ScaffoldSwap: Are Discrete Speech Units Necessary as a Temporal Scaffold for Audio-Driven 3D Facial Animation?
Abstract
Audio-driven 3D facial animation increasingly uses discrete speech units as temporal scaffolds, yet it remains unclear whether discretization is uniquely beneficial or if simpler phoneme+timing scaffolds suffice. We present ScaffoldSwap, a controlled ablation study comparing three speech conditioning approaches---continuous SSL features (WavLM), discrete speech units (HuBERT + k-means), and phoneme+timing (forced alignment)---with an identical decoder architecture. Experiments on BIWI and VOCASET reveal that discrete units achieve 10.2% and 5.9% lower Lip Vertex Error than SSL, while phoneme+timing achieves 9.0% and 5.5% improvements.
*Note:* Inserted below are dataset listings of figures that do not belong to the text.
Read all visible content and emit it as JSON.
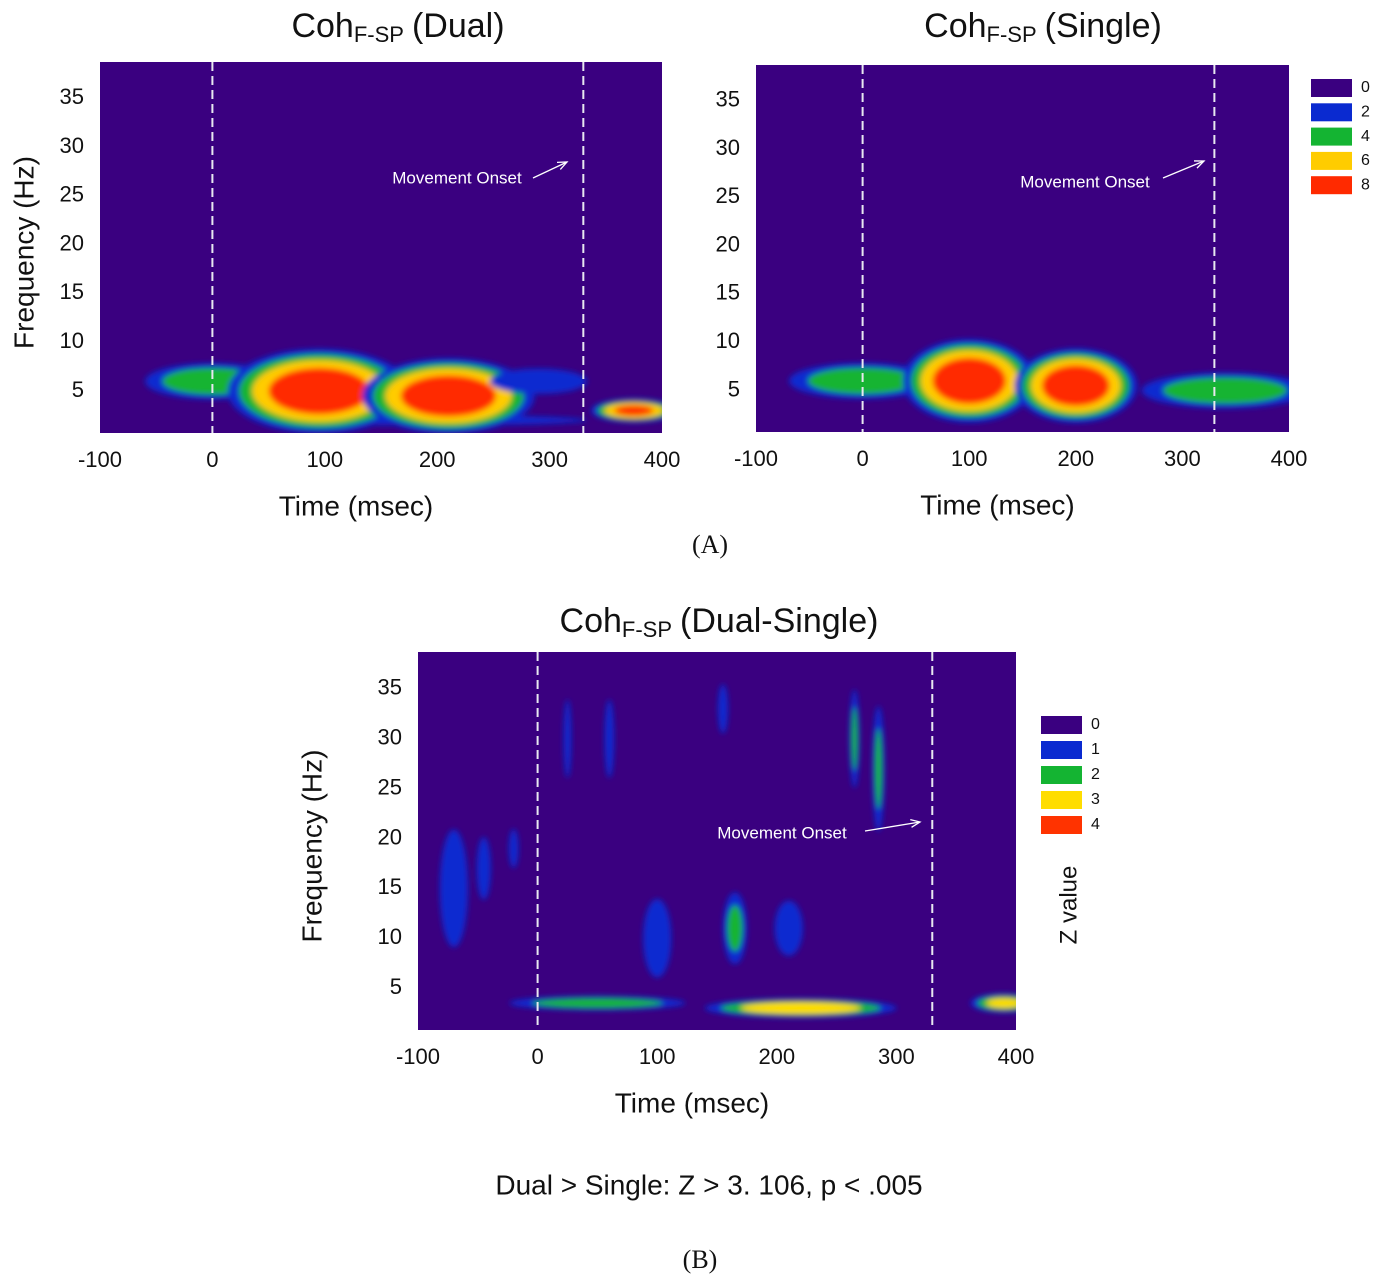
{
  "chart_data": [
    {
      "type": "heatmap",
      "title": "Coh",
      "title_subscript": "F-SP",
      "title_suffix": "(Dual)",
      "x_label": "Time (msec)",
      "y_label": "Frequency (Hz)",
      "xlim": [
        -100,
        400
      ],
      "ylim": [
        0.7,
        38.7
      ],
      "xticks": [
        -100,
        0,
        100,
        200,
        300,
        400
      ],
      "yticks": [
        5,
        10,
        15,
        20,
        25,
        30,
        35
      ],
      "markers": [
        0,
        330
      ],
      "annotation": "Movement Onset",
      "background": "#3a0080",
      "blobs": [
        {
          "x": 200,
          "y": 2,
          "value": 2.5,
          "x_span": 320,
          "y_span": 1.2
        },
        {
          "x": 0,
          "y": 6,
          "value": 5,
          "x_span": 130,
          "y_span": 4
        },
        {
          "x": 95,
          "y": 5,
          "value": 9,
          "x_span": 170,
          "y_span": 9
        },
        {
          "x": 210,
          "y": 4.5,
          "value": 9,
          "x_span": 160,
          "y_span": 8
        },
        {
          "x": 290,
          "y": 6,
          "value": 3,
          "x_span": 100,
          "y_span": 3
        },
        {
          "x": 375,
          "y": 3,
          "value": 8,
          "x_span": 80,
          "y_span": 2.5
        }
      ]
    },
    {
      "type": "heatmap",
      "title": "Coh",
      "title_subscript": "F-SP",
      "title_suffix": "(Single)",
      "x_label": "Time (msec)",
      "xlim": [
        -100,
        400
      ],
      "ylim": [
        0.7,
        38.7
      ],
      "xticks": [
        -100,
        0,
        100,
        200,
        300,
        400
      ],
      "yticks": [
        5,
        10,
        15,
        20,
        25,
        30,
        35
      ],
      "markers": [
        0,
        330
      ],
      "annotation": "Movement Onset",
      "background": "#3a0080",
      "legend": [
        {
          "value": 0,
          "color": "#3a0080"
        },
        {
          "value": 2,
          "color": "#0a2ad0"
        },
        {
          "value": 4,
          "color": "#14b432"
        },
        {
          "value": 6,
          "color": "#ffcc00"
        },
        {
          "value": 8,
          "color": "#ff2a00"
        }
      ],
      "blobs": [
        {
          "x": 0,
          "y": 6,
          "value": 5,
          "x_span": 150,
          "y_span": 4
        },
        {
          "x": 100,
          "y": 6,
          "value": 9,
          "x_span": 130,
          "y_span": 9
        },
        {
          "x": 200,
          "y": 5.5,
          "value": 9,
          "x_span": 120,
          "y_span": 8
        },
        {
          "x": 340,
          "y": 5,
          "value": 5,
          "x_span": 170,
          "y_span": 4
        }
      ]
    },
    {
      "type": "heatmap",
      "title": "Coh",
      "title_subscript": "F-SP",
      "title_suffix": "(Dual-Single)",
      "x_label": "Time (msec)",
      "y_label": "Frequency (Hz)",
      "xlim": [
        -100,
        400
      ],
      "ylim": [
        0.8,
        38.7
      ],
      "xticks": [
        -100,
        0,
        100,
        200,
        300,
        400
      ],
      "yticks": [
        5,
        10,
        15,
        20,
        25,
        30,
        35
      ],
      "markers": [
        0,
        330
      ],
      "annotation": "Movement Onset",
      "background": "#3a0080",
      "colorbar_label": "Z value",
      "legend": [
        {
          "value": 0,
          "color": "#3a0080"
        },
        {
          "value": 1,
          "color": "#0a2ad0"
        },
        {
          "value": 2,
          "color": "#14b432"
        },
        {
          "value": 3,
          "color": "#ffdd00"
        },
        {
          "value": 4,
          "color": "#ff3300"
        }
      ],
      "blobs": [
        {
          "x": 50,
          "y": 3.5,
          "value": 2.5,
          "x_span": 160,
          "y_span": 1.5
        },
        {
          "x": 220,
          "y": 3,
          "value": 3.5,
          "x_span": 170,
          "y_span": 2
        },
        {
          "x": 390,
          "y": 3.5,
          "value": 3,
          "x_span": 60,
          "y_span": 2
        },
        {
          "x": 165,
          "y": 11,
          "value": 2,
          "x_span": 22,
          "y_span": 8
        },
        {
          "x": 265,
          "y": 30,
          "value": 2,
          "x_span": 9,
          "y_span": 11
        },
        {
          "x": 285,
          "y": 27,
          "value": 2,
          "x_span": 11,
          "y_span": 14
        },
        {
          "x": -70,
          "y": 15,
          "value": 1,
          "x_span": 30,
          "y_span": 15
        },
        {
          "x": -45,
          "y": 17,
          "value": 1,
          "x_span": 15,
          "y_span": 8
        },
        {
          "x": 100,
          "y": 10,
          "value": 1,
          "x_span": 30,
          "y_span": 10
        },
        {
          "x": 210,
          "y": 11,
          "value": 1,
          "x_span": 30,
          "y_span": 7
        },
        {
          "x": 155,
          "y": 33,
          "value": 1.2,
          "x_span": 10,
          "y_span": 6
        },
        {
          "x": 60,
          "y": 30,
          "value": 1,
          "x_span": 10,
          "y_span": 10
        },
        {
          "x": 25,
          "y": 30,
          "value": 1,
          "x_span": 8,
          "y_span": 10
        },
        {
          "x": -20,
          "y": 19,
          "value": 1,
          "x_span": 10,
          "y_span": 5
        }
      ]
    }
  ],
  "panel_labels": [
    "(A)",
    "(B)"
  ],
  "footnote": "Dual > Single: Z > 3. 106, p < .005"
}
Discrete units consistently outperform phoneme+timing by 0.5--1.3%, rejecting the scaffold equivalence hypothesis. Ablations show that k-means quantization provides a 17.5% improvement over continuous HuBERT features, demonstrating that discretization itself---not the underlying representation---drives the gains. Explicit timing features contribute negligibly (+0.01%), indicating frame-level phoneme identity alone captures sufficient temporal structure.